De qualquer modo, é bem provável que o PPE não prescinda da presidência da próxima Comissão Europeia. Se há 20 anos detém sucessivamente o lugar, é porque pela quinta vez consecutiva venceu as eleições europeias. O federalismo em que baseia a sua ideologia, e por isso extravasa a  interpretação dos Tratados e avança com os Spitzencandidates, não lhe permitirá aceitar um independente para o cargo. Nem alguém com o prestígio de Mário Draghi!

Nesse raciocínio, tem razão António Costa ao referir que os socialistas europeus reinvindicarão certamente a presidência do Conselho Europeu. Uma vez mais, serão agora estes que não prescindirão a favor dum independente. E no primeiro encontro (informal) do Conselho Europeu em Bruxelas, na próxima segunda-feira, o seu nome estará na cabeça de muitos, já que a outra possível candidata, a primeira-ministra da Dinamarca, sofreu uma importante derrota no domingo. Com uma presidência semestral duma Bélgica com um primeiro-ministro em estado de choque com a tareia que levou nas legislativas que tiveram lugar em simultâneo com as Europeias, um chanceler alemão socialista amigo que esta semana já lhe expressou o apoio, e um Presidente francês a querer fazer prova de vida e que nunca escondeu a admiração por António Costa, com uma vitória em Portugal e um patriótico apoio de Montenegro (que buscará o apoio do PPE), o nome de António Costa dificilmente poderia estar melhor referenciado. Uma eleição em que o Colégio Eleitoral são, exclusivamente, os 27 chefes de Estado e de Governo, sem carecer de ratificação parlamentar.

Resta o alto representante, o ministro dos Estrangeiros da União. Os liberais vão, afinal, ficar em quarto lugar! E os conservadores e reformistas de Meloni podem ‘exigir’ este lugar. Que terá que ser bem consensual para passar no crivo do Parlamento Europeu.
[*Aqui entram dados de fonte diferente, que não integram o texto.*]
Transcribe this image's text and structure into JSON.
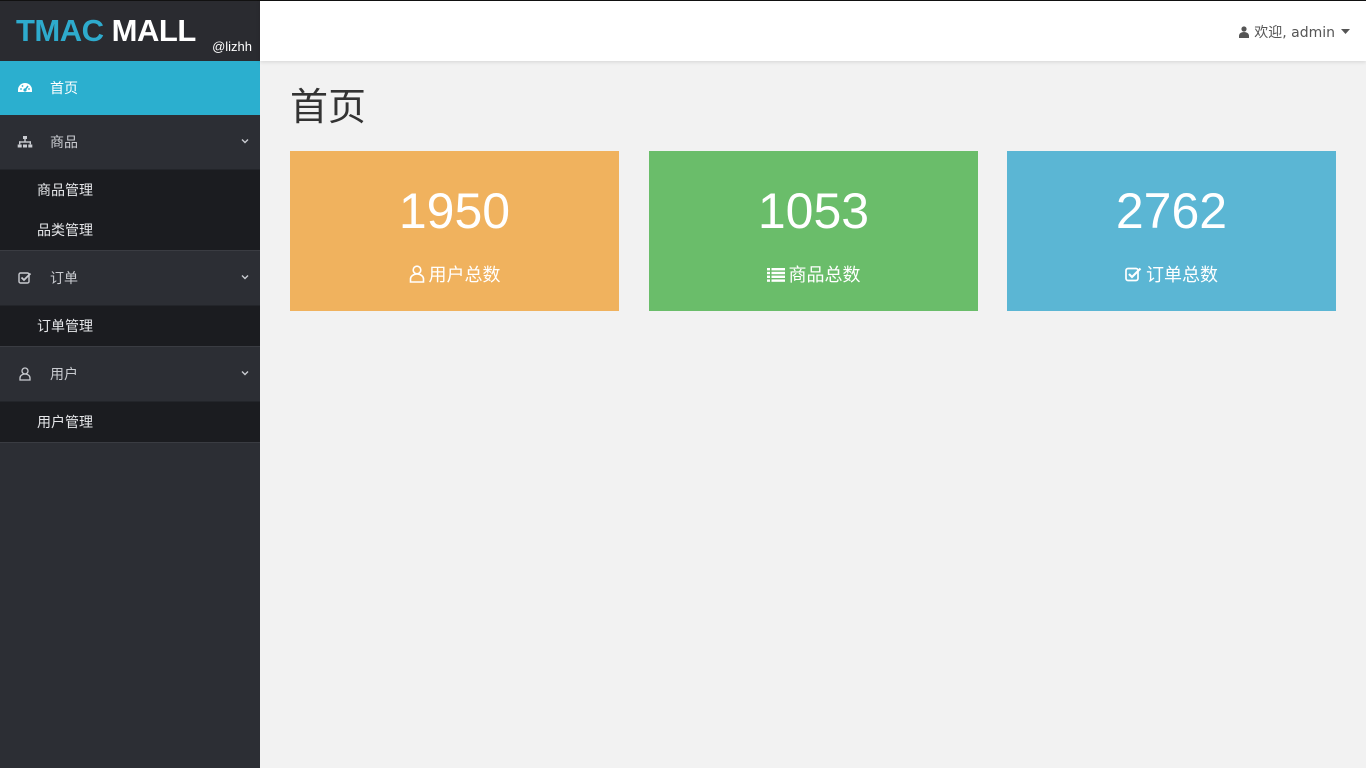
{
  "brand": {
    "part1": "TMAC",
    "part2": "MALL",
    "sub": "@lizhh"
  },
  "sidebar": {
    "home": {
      "label": "首页",
      "icon": "dashboard-icon"
    },
    "groups": [
      {
        "label": "商品",
        "icon": "sitemap-icon",
        "items": [
          "商品管理",
          "品类管理"
        ]
      },
      {
        "label": "订单",
        "icon": "check-square-icon",
        "items": [
          "订单管理"
        ]
      },
      {
        "label": "用户",
        "icon": "user-icon",
        "items": [
          "用户管理"
        ]
      }
    ]
  },
  "header": {
    "welcome": "欢迎, admin"
  },
  "main": {
    "title": "首页",
    "cards": [
      {
        "value": "1950",
        "label": "用户总数",
        "icon": "user-icon",
        "color": "#f0b25e"
      },
      {
        "value": "1053",
        "label": "商品总数",
        "icon": "list-icon",
        "color": "#6abd6a"
      },
      {
        "value": "2762",
        "label": "订单总数",
        "icon": "check-square-icon",
        "color": "#5bb6d4"
      }
    ]
  },
  "colors": {
    "accent": "#2bafcf",
    "sidebar_bg": "#2c2e34",
    "submenu_bg": "#1b1c20"
  }
}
Aí surge o nome de António Tajani, o ministro dos Estrangeiros da coligação de Meloni, ex-presidente do Parlamento Europeu mas… do PPE! Pode ser um golpe genial da líder italiana.

Por vicissitudes de calendários, a 10 e 11 de Julho, a NATO elege o seu novo secretário-geral. Um liberal, o holandês Marc Rute, parece o mais bem colocado mas ainda não reuniu o consenso necessário. Nos corredores de Bruxelas (e não só…) murmura-se que era uma boa porta de saída para Úrsula von der Leyen, ex-ministra da Defesa de Ângela Merkel, amiga da Ucrânia e (demasiado) amiga dos Estados Unidos.

Umas semanas interessantes a seguir, em que para já a única certeza parece ser que, com a segunda volta das legislativas francesas a 7 de Julho, o Conselho Europeu de 27 e 28 de Junho pode nada decidir.